Mary Huse was an ER and critical care nurse for 18 years before finding her way to acupuncture. She graduated from Traditional Acupuncture Institute in Maryland in 1990 and Santa Barbara College of Oriental Medicine in 1993. Her deep love and knowledge of the Five Elements is expressed through her theory classes, clinical rounds, and internships at Five Branches University. She blends her background of Western medicine, TCM and Five Elements to best support her patients and maintains a full-time practice in Santa Cruz. Professor Huse teaches in the Departments of TCM Theory and TCM Clinical Training.

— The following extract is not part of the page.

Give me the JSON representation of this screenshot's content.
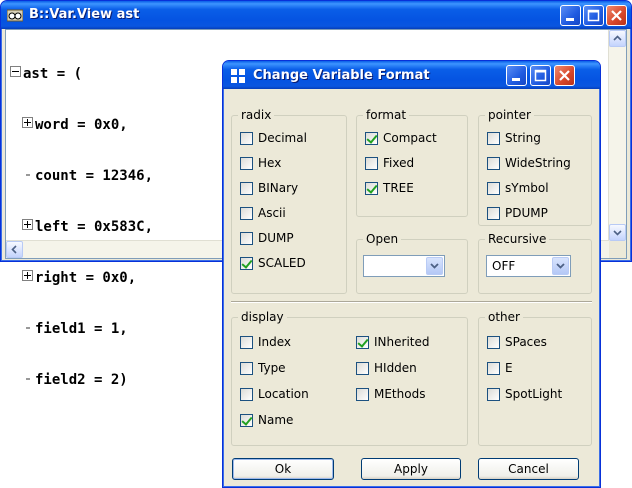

Francesca Ferrari received her undergraduate degree in History from the University of California at Berkeley, a Masters degree in Traditional Chinese Medicine, from Five Branches University and her Doctorate from the Beijing Western District Medical Qigong and TCM Research Institute in China. After years of Medical Qigong study with Professor Jerry Alan Johnson at the International Institute of Medical Qigong, she completed post-graduate training with Dr. Xu Hongtao at the Xiyuan Hospital in Beijing, China. She combines her hard-style qigong background with Medical Qigong. In teaching, Francesca blends her innate ability with the wisdom of her mentors to enhance her students’ diagnostic skills.

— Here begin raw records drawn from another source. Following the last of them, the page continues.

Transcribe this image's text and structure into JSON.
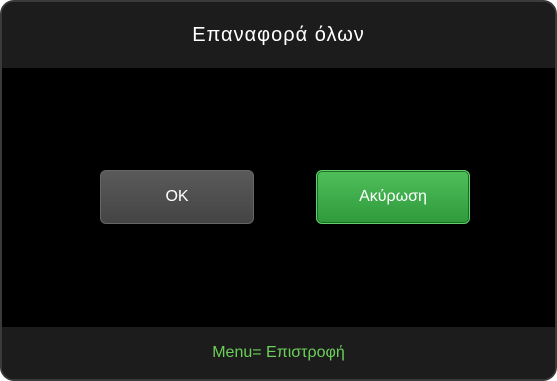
{
  "dialog": {
    "title": "Επαναφορά όλων",
    "buttons": {
      "ok_label": "OK",
      "cancel_label": "Ακύρωση"
    },
    "footer_hint": "Menu= Επιστροφή"
  },
  "colors": {
    "background": "#000000",
    "bar": "#1c1c1c",
    "ok_button": "#4f4f4f",
    "cancel_button_selected": "#3aaa46",
    "footer_text": "#6ccf5a"
  }
}
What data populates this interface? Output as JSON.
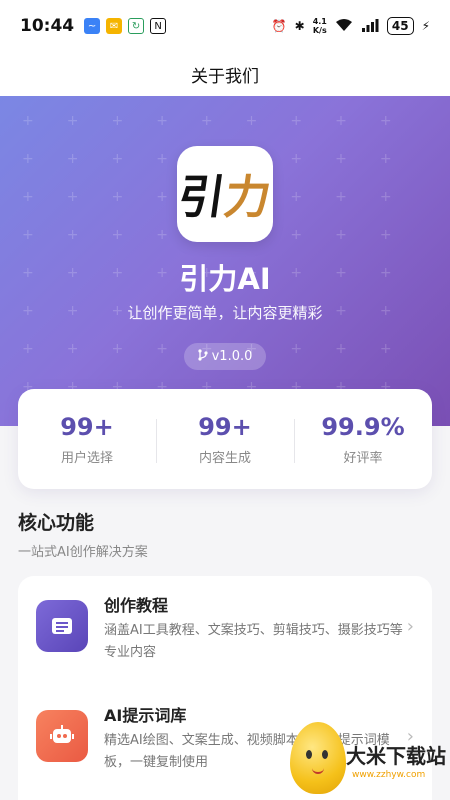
{
  "status_bar": {
    "time": "10:44",
    "network_speed_top": "4.1",
    "network_speed_bottom": "K/s",
    "battery": "45"
  },
  "nav": {
    "title": "关于我们"
  },
  "hero": {
    "logo_text_main": "引",
    "logo_text_accent": "力",
    "app_name": "引力AI",
    "slogan": "让创作更简单，让内容更精彩",
    "version": "v1.0.0"
  },
  "stats": [
    {
      "value": "99+",
      "label": "用户选择"
    },
    {
      "value": "99+",
      "label": "内容生成"
    },
    {
      "value": "99.9%",
      "label": "好评率"
    }
  ],
  "section": {
    "title": "核心功能",
    "subtitle": "一站式AI创作解决方案"
  },
  "features": [
    {
      "title": "创作教程",
      "description": "涵盖AI工具教程、文案技巧、剪辑技巧、摄影技巧等专业内容",
      "icon": "book-icon",
      "color": "#6b57c9"
    },
    {
      "title": "AI提示词库",
      "description": "精选AI绘图、文案生成、视频脚本等多类提示词模板，一键复制使用",
      "icon": "robot-icon",
      "color": "#f06a4f"
    }
  ],
  "watermark": {
    "text": "大米下载站",
    "url": "www.zzhyw.com"
  },
  "colors": {
    "hero_start": "#7b87e4",
    "hero_end": "#7a4fb4",
    "stat_accent": "#5c4fae"
  }
}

Francesca travels regularly to China for advanced study with her Master; she was chosen and inducted as an 80th generation lineage holder and inner disciple of the renowned Maoshan Daoist Temple, where the adept alchemist Sun Si Miao trained.

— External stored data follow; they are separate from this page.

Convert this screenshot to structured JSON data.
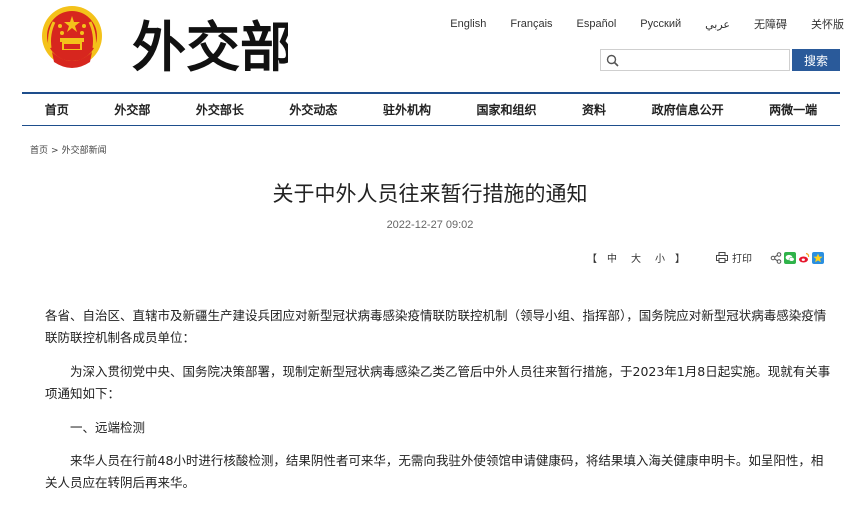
{
  "header": {
    "logo_text": "外交部",
    "search": {
      "placeholder": "",
      "button_label": "搜索"
    },
    "languages": [
      "English",
      "Français",
      "Español",
      "Русский",
      "عربي",
      "无障碍",
      "关怀版"
    ]
  },
  "nav": [
    "首页",
    "外交部",
    "外交部长",
    "外交动态",
    "驻外机构",
    "国家和组织",
    "资料",
    "政府信息公开",
    "两微一端"
  ],
  "breadcrumb": {
    "home": "首页",
    "sep": ">",
    "current": "外交部新闻"
  },
  "article": {
    "title": "关于中外人员往来暂行措施的通知",
    "date": "2022-12-27 09:02",
    "font_size": {
      "open": "【",
      "large": "中",
      "medium": "大",
      "small": "小",
      "close": "】"
    },
    "print_label": "打印",
    "paragraphs": [
      "各省、自治区、直辖市及新疆生产建设兵团应对新型冠状病毒感染疫情联防联控机制（领导小组、指挥部），国务院应对新型冠状病毒感染疫情联防联控机制各成员单位：",
      "为深入贯彻党中央、国务院决策部署，现制定新型冠状病毒感染乙类乙管后中外人员往来暂行措施，于2023年1月8日起实施。现就有关事项通知如下：",
      "一、远端检测",
      "来华人员在行前48小时进行核酸检测，结果阴性者可来华，无需向我驻外使领馆申请健康码，将结果填入海关健康申明卡。如呈阳性，相关人员应在转阴后再来华。"
    ]
  },
  "colors": {
    "nav_border": "#1e4e8c",
    "search_button": "#2a5a9a",
    "emblem_red": "#d7261e",
    "emblem_gold": "#f4c21a"
  }
}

Francesca lectures internationally, emphasizing the importance of standing meditation, self-reflection and attention to subtle detail to cultivate enhanced qi flow and awareness. Her students, by fourth semester, will stand in meditation for one hour as part of the final exam. Francesca has been featured numerous times on both television and radio. She maintains a private practice where she combines her expertise in rare temple-style qigong with the best of western functional medicine. She enjoys teaching Medical Qigong Intensives and can be contacted at www.francescaferrari.com. With her rich fusion of style she brings energy and enthusiasm to her classes. Francesca Ferrari teaches in the Departments of Complementary Studies and TCM Clinical Training and is a faculty member of the Five Branches DAOM program.
Jean Vlamynck has been cultivating her energy with Qigong and Taiji for over 25 years. She began her private practice as a Certified Massage Practitioner in 1987, with treatments including polarity energy work. She graduated with a Masters of TCM from Five Branches and became a California licensed, nationally certified acupuncturist in 1992. As part of the first Five Branches post-graduate program in China, Jean completed four months of studies at Zhejiang Chinese Medical University in Hangzhou, China, which included studying with Qigong and Taiji masters. In 1999, she attained her Master’s degree in Medical Qigong from the International Institute of Medical Qigong, and since then has been teaching and treating with Medical Qigong. Jean initiated and co-founded the Medical Qigong program at Five Branches. Jean has been in private practice since 1992. In her free time she enjoys hiking and swimming. Jean Vlamynck teaches in the Departments of Complementary Studies and TCM Clinical Training.
Natasha Worrell-Merrett received her Masters in Traditional Chinese Medicine from Five Branches University and currently serves as the Department Chair for Review and Assessment.